If I had to describe this book with one sentence, I would say: This is a horrible tall-tale with a hopeful undertone where the protagonist goes through the worst and always comes out as a winner. It is debatable if Papillon is an autobiography or novelization of real events told mixing fiction and facts and other prisoner’s experiences; either way, it is a gripping story, and Henri Charrière is an excellent storyteller. I was most at home with the prison scenes as they felt more real, but that might be my love for descriptions of how horrendous life can be.

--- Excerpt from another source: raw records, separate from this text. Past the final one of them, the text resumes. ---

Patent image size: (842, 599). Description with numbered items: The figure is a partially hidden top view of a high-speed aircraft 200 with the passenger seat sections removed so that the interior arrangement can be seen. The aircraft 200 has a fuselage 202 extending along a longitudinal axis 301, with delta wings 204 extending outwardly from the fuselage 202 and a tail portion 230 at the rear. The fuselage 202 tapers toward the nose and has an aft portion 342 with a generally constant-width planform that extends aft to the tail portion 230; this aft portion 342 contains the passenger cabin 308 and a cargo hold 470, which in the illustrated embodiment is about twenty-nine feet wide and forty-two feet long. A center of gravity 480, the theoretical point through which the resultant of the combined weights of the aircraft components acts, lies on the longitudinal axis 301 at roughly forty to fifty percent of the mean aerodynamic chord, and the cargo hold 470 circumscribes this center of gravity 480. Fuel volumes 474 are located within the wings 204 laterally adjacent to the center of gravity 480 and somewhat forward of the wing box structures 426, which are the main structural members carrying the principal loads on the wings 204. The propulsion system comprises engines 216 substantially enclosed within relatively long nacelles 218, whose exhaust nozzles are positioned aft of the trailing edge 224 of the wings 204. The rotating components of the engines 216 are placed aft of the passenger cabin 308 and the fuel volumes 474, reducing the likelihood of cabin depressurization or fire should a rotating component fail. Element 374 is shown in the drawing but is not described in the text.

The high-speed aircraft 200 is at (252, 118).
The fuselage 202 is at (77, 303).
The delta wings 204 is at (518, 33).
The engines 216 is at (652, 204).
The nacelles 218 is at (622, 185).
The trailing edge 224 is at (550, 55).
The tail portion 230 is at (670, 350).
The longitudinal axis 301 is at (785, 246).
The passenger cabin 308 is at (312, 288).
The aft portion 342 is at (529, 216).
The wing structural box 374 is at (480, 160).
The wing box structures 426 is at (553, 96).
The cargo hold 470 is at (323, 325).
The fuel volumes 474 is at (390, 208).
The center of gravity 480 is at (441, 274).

Throughout the book, I kept wondering that this didn’t happen so long time ago. That guillotines and penal colonies were part of the standard judiciary system in the thirties. And the more I thought about it, the less alien the concept felt. I didn’t have to look too far for a similar thinking, maybe not the guillotines, but the idea of secluded islands where you keep those who you don’t want. It has been suggested and used with refugees all over the world. It has been over eighty years since Papillon’s story began from trial at French’s soil and then transported to French Guiana to serve his sentence, and yet the world hasn’t changed. Of course, the prisoner’s rights have improved, (the official doctrine doesn’t allow them to be punished by cutting off their food supply or feeding them only water and bread,) but isolation and shunning out of the society hasn’t gone away.
But back to the book, underneath all the seriousness and injustice the inmates and Papillon had to go through, there is this hope. This idea that there is a future to be have and enjoyed. And this is the allure of the book, the hope for freedom and dignity Papillon isn’t willing to let go. Few of us could survive what he went through and come back as a human who thinks there is something to look forward to and keep the initial part of us intact. Not at least being confined into a solitary cell for two years, not after losing friends, health, freedom, everything, being punished for nothing, and tortured out of a whim. Papillon is an excellent book with a compelling story about cruelties we can inflict our fellow humans in the name of justice and about human ability to survive even the worst.
Thank you for reading, and have a shark free day!